Women living in Belfast are being failed by the health service as it has emerged they are waiting twice as long as they should to be told whether they have cervical cancer, it has been claimed.
Under Government targets 80% of women should be informed of the result of their smear test within four weeks and 100% should be told the result within six weeks.
Dr Michael McKenna — a GP based in west Belfast — said his patients are waiting up to 12 weeks for results of smear tests and said the problem has been ongoing for over a year.
One Belfast woman, who did not want to be identified, said: “I had my smear test done eight weeks ago and I still haven’t heard anything. I assumed my letter had got lost in the post so I rang the health centre to find out what was happening and they explained there was a backlog.
“I’m pretty sure everything is going to be fine but there is still the worry there that it may not come back clear. The last smear I had came back as abnormal so this is a follow up smear, so I am already quite concerned and the additional wait is making it even more stressful.”
Dr McKenna, a member of the British Medical Association’s (NI) GP committee, said it is unacceptable that patients are waiting so long for their results.
“While the delay may not actually make a huge difference in terms of outcome for the patient, it is far from ideal,” he said. “The fact is most patients are waiting twice as long as Government targets state they should and it’s not acceptable.

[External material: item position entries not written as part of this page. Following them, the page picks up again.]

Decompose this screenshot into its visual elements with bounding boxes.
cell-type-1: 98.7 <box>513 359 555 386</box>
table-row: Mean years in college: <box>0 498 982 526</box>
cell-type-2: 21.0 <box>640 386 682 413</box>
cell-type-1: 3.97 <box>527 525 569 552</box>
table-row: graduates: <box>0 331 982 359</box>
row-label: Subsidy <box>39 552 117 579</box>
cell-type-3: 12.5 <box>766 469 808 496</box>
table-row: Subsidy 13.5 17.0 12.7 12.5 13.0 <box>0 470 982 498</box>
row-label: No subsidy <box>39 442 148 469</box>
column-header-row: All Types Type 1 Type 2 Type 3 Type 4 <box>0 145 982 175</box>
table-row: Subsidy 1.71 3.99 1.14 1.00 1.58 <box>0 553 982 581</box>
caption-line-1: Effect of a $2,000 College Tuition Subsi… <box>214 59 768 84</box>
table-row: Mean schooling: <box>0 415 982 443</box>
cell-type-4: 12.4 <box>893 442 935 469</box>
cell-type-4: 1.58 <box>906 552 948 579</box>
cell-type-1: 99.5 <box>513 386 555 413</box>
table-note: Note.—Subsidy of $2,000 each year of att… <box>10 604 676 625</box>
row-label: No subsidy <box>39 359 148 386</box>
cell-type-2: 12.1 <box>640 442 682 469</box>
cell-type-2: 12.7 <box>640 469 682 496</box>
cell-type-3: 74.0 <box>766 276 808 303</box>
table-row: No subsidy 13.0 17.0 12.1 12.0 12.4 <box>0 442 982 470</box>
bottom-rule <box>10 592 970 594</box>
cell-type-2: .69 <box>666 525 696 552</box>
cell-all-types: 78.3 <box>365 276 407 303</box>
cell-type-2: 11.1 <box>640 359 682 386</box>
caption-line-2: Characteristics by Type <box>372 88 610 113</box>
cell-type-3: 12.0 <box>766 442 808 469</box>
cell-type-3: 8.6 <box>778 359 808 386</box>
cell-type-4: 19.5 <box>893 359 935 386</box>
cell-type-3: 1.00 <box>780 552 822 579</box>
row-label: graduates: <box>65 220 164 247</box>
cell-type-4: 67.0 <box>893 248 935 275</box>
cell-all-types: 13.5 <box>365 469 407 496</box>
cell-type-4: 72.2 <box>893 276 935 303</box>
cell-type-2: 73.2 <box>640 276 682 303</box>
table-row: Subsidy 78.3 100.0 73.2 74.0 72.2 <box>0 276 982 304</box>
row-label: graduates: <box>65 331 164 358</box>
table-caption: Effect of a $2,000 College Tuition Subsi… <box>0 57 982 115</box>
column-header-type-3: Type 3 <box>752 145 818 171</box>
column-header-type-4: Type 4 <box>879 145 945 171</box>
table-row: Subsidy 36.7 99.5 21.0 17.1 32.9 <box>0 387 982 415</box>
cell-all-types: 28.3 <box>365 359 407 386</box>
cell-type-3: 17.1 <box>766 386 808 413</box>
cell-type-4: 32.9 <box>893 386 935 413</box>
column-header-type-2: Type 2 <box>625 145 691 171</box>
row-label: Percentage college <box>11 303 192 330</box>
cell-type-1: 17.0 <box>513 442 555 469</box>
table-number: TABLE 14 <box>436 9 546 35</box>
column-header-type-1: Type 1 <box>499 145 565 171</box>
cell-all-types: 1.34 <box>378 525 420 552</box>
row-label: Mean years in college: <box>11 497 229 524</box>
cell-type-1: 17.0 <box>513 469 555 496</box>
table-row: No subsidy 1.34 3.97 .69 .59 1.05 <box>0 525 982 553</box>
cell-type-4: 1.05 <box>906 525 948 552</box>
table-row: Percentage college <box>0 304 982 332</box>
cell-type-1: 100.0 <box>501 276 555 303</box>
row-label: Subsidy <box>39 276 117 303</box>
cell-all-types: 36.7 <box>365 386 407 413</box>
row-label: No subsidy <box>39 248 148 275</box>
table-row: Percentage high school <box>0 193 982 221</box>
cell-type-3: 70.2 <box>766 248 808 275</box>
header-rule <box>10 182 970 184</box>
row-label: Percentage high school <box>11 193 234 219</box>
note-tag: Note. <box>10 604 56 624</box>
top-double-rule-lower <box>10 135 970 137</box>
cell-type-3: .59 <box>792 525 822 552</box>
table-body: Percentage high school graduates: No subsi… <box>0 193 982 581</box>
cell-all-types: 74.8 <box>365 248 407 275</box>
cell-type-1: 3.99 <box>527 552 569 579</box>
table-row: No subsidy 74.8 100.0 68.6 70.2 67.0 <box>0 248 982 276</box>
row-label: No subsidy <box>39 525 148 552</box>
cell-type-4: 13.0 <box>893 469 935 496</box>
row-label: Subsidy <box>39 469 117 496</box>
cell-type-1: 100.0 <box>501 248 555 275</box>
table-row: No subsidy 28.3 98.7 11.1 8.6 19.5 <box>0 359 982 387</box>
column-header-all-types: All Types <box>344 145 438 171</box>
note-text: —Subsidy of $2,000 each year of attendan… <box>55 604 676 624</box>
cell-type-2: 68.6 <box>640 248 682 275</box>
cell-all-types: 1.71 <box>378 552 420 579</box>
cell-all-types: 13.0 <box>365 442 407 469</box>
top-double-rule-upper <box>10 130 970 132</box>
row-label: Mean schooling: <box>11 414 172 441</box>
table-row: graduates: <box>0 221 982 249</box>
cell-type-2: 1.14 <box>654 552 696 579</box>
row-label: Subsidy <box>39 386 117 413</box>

“At the moment my patients are facing a 12-week delay in results. It has almost become the norm because this has been going on for so long.”
A spokesman from the Belfast Trust said the backlog should be cleared in five to six weeks.
“The trust processes between 1,000 and 1,200 cervical smear tests each week,” he said.
“In order to alleviate pressure on the system, arrangements have been put in place to have 500 screening tests per week performed by the Western Health and Social Care Trust. The trust expects to be within the national standard again within the next five to six weeks.”
Jim Wells, deputy chair of the Stormont health committee, said he was shocked at the delay.
“There are very good reasons for these targets and I am shocked they are being breached so badly.
“I would like to know when the trust took action to address this situation. I am sure it is not as though the problem just appeared.
“We know these tests are absolutely vital in detecting cancer and we are constantly being told of the importance of early diagnosis in improving the survival rate.”
A cervical screening test (smear test) is a method of preventing cervical cancer by detecting abnormal cells in the cervix (lower part of the womb). For one in 20 women, the test will show some changes in the cells of the cervix. Most of these changes will not lead to cervical cancer and the cells will go back to normal on their own. In some cases, the abnormal cells need to be treated to prevent them becoming a problem later. All women aged between 25 and 64 are invited for cervical screening. It is estimated that early detection and treatment can prevent up to 75% of cervical cancers from developing.